In fact, understanding what FDV means is simple: it’s the number you get by multiplying the current token price by the total supply. But in today’s crypto market—especially for new projects with extremely low circulating supply—this metric is no longer as important as it used to be. Why? Because what truly affects short-term price isn’t this number, but supply and demand, narrative strength, and market sentiment.
I’ve noticed a very clear shift. In the past, project financing models were relatively straightforward, but now they’re much more complex. Multiple rounds of funding, airdrops, market makers, exchanges—every step affects token circulation and the unlock schedule. Take the example of Starknet: they adjusted their unlock plan from a one-time release to a linear release, and as a result, the STRK price jumped 14%. What does this show? It shows that market attention has shifted to the unlock schedule and the supply cadence, rather than simply looking at how high FDV is.

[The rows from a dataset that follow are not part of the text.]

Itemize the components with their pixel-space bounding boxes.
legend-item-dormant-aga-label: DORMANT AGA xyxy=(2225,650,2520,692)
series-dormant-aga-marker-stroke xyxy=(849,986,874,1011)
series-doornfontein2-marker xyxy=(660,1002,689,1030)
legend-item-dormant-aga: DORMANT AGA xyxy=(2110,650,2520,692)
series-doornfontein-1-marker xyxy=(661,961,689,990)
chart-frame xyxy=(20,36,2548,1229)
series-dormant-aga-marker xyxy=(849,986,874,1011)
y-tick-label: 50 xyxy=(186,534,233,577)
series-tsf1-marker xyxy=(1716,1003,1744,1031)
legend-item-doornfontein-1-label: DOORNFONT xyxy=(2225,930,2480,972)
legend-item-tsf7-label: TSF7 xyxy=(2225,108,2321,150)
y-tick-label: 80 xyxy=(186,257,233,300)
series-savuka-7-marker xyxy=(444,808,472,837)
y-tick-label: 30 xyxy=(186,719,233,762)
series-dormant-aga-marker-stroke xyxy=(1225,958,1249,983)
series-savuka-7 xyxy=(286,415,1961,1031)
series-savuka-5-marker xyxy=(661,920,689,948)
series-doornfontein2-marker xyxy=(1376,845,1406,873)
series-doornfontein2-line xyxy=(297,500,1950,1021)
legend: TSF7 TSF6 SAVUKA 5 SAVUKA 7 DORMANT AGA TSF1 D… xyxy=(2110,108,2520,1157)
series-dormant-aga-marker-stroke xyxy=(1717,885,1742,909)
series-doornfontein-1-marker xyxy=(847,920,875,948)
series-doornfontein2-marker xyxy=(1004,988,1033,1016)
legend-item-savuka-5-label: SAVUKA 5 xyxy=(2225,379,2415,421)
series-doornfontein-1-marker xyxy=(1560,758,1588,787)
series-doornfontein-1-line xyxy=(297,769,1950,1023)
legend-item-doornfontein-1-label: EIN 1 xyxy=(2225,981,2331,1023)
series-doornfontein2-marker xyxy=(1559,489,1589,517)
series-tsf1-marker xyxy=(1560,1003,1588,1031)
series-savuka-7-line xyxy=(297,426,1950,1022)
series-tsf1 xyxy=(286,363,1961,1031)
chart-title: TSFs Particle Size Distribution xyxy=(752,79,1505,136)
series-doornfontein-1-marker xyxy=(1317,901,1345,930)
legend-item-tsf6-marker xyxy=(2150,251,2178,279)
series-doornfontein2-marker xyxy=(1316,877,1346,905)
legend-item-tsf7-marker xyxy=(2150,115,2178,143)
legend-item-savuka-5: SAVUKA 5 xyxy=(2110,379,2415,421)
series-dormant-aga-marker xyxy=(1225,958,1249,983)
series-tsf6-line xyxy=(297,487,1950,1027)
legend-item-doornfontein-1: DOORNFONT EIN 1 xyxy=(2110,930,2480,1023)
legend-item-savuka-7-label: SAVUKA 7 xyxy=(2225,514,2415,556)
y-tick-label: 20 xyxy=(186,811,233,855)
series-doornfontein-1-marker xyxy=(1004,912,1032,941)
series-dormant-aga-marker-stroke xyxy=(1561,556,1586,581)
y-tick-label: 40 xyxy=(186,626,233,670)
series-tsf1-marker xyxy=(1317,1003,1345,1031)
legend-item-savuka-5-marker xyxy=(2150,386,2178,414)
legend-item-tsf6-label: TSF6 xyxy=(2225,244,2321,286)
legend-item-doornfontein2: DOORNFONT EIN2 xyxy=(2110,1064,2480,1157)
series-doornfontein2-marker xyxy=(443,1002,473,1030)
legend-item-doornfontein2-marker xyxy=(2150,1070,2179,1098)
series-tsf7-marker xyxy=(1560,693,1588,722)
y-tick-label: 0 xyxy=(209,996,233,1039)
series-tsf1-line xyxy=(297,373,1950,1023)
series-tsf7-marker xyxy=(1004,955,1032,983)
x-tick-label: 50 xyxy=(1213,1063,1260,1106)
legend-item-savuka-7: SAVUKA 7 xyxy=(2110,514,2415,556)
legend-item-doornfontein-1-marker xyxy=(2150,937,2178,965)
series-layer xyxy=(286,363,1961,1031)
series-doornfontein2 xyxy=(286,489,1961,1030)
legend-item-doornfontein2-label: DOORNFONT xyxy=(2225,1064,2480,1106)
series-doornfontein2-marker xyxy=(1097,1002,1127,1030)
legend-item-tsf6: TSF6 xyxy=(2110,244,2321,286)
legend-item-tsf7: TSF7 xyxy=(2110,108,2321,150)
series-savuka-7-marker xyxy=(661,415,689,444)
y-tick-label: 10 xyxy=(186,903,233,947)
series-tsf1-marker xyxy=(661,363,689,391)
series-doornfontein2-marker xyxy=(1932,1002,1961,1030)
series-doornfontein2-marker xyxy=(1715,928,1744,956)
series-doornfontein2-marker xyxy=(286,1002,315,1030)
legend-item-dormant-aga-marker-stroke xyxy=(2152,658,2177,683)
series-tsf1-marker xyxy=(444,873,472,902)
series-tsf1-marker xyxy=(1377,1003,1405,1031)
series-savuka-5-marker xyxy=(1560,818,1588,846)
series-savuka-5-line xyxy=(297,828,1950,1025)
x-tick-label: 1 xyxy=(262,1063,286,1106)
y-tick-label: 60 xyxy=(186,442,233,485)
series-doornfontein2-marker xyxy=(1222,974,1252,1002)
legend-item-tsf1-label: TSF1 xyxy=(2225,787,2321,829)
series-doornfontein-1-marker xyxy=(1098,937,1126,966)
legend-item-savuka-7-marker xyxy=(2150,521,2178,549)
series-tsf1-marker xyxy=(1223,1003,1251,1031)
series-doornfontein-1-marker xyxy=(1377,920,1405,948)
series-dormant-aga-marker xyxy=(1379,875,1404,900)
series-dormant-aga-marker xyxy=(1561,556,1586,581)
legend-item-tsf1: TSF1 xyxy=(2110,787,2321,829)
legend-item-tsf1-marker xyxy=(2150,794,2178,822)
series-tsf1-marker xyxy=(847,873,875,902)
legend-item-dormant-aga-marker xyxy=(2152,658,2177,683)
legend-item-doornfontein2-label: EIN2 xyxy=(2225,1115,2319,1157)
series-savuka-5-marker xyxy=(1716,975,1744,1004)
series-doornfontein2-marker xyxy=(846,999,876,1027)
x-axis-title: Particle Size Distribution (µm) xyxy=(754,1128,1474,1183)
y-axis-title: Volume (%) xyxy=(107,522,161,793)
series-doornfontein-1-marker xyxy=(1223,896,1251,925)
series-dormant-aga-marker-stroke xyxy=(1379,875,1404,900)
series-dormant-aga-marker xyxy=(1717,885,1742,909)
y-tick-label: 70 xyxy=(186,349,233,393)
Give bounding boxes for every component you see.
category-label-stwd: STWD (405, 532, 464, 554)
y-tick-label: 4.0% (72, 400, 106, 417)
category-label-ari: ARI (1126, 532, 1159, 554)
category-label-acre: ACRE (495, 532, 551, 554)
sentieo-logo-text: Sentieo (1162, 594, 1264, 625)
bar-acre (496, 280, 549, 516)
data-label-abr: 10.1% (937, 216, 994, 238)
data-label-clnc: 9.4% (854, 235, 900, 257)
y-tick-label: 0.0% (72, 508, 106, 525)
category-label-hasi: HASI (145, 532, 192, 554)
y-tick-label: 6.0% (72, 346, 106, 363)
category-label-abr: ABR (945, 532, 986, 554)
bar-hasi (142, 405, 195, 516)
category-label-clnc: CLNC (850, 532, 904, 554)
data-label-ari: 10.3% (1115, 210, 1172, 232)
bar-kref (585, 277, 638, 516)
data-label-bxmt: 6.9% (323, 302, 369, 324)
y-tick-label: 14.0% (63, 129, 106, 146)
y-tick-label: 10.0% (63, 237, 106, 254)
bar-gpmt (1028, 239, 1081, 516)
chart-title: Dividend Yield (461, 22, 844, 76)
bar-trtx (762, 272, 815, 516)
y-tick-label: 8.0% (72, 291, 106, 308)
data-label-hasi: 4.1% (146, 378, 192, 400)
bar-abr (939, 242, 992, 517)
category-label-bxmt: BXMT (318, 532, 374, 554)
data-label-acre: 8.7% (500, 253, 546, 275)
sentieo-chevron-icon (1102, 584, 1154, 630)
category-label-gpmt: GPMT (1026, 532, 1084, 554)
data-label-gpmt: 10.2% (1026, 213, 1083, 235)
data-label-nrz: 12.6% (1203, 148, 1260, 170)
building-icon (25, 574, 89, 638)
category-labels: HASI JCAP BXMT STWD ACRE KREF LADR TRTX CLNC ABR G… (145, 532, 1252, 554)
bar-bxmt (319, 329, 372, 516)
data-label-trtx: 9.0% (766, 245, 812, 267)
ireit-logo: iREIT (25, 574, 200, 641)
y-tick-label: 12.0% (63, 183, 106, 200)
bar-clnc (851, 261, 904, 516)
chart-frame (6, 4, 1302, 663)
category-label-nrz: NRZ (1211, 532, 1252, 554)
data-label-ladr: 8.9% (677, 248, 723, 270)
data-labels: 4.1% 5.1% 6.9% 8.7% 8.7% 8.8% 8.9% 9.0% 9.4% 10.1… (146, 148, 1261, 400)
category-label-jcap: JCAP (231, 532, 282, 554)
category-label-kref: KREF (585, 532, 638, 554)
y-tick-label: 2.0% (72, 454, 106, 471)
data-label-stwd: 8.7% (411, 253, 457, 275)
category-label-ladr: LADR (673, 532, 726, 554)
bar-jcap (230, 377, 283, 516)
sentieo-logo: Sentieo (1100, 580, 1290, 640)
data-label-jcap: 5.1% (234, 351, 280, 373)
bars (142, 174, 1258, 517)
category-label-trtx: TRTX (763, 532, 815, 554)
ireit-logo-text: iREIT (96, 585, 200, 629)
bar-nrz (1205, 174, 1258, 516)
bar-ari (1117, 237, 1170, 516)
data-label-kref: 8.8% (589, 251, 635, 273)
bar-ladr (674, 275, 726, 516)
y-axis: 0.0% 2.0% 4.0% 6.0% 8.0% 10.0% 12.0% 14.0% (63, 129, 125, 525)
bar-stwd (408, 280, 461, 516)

The logic of short-term trading is actually quite straightforward: prices rise when supply is less than demand. I remember when STRK was listed on a certain exchange—because on-chain claims were stuck, large holders couldn’t dump, and the price surged straight to $7. This wasn’t because FDV was low; it was because supply was restricted at that time.
That said, it’s also not correct to say FDV is completely useless. For leading projects like OP and ARB, we can still see FDV’s impact on pricing. OP’s price has stayed around two times that of ARB. The underlying logic is that OP’s FDV was lower in the past. But as the Arbitrum ecosystem develops, if future demand for ARB ends up exceeding OP’s, then even if ARB’s FDV is higher, its price could still overtake OP. This actually tells us that market logic itself is evolving.
What’s truly worth focusing on is where the money is. The capital flows of Bitcoin ETFs, the amount locked in Ethereum’s restaking track—these can reflect the real market situation more promptly. Instead of getting fixated on a single indicator, it’s better to observe market capital flows and narrative changes from multiple dimensions. That’s how to survive in an increasingly professional market like this.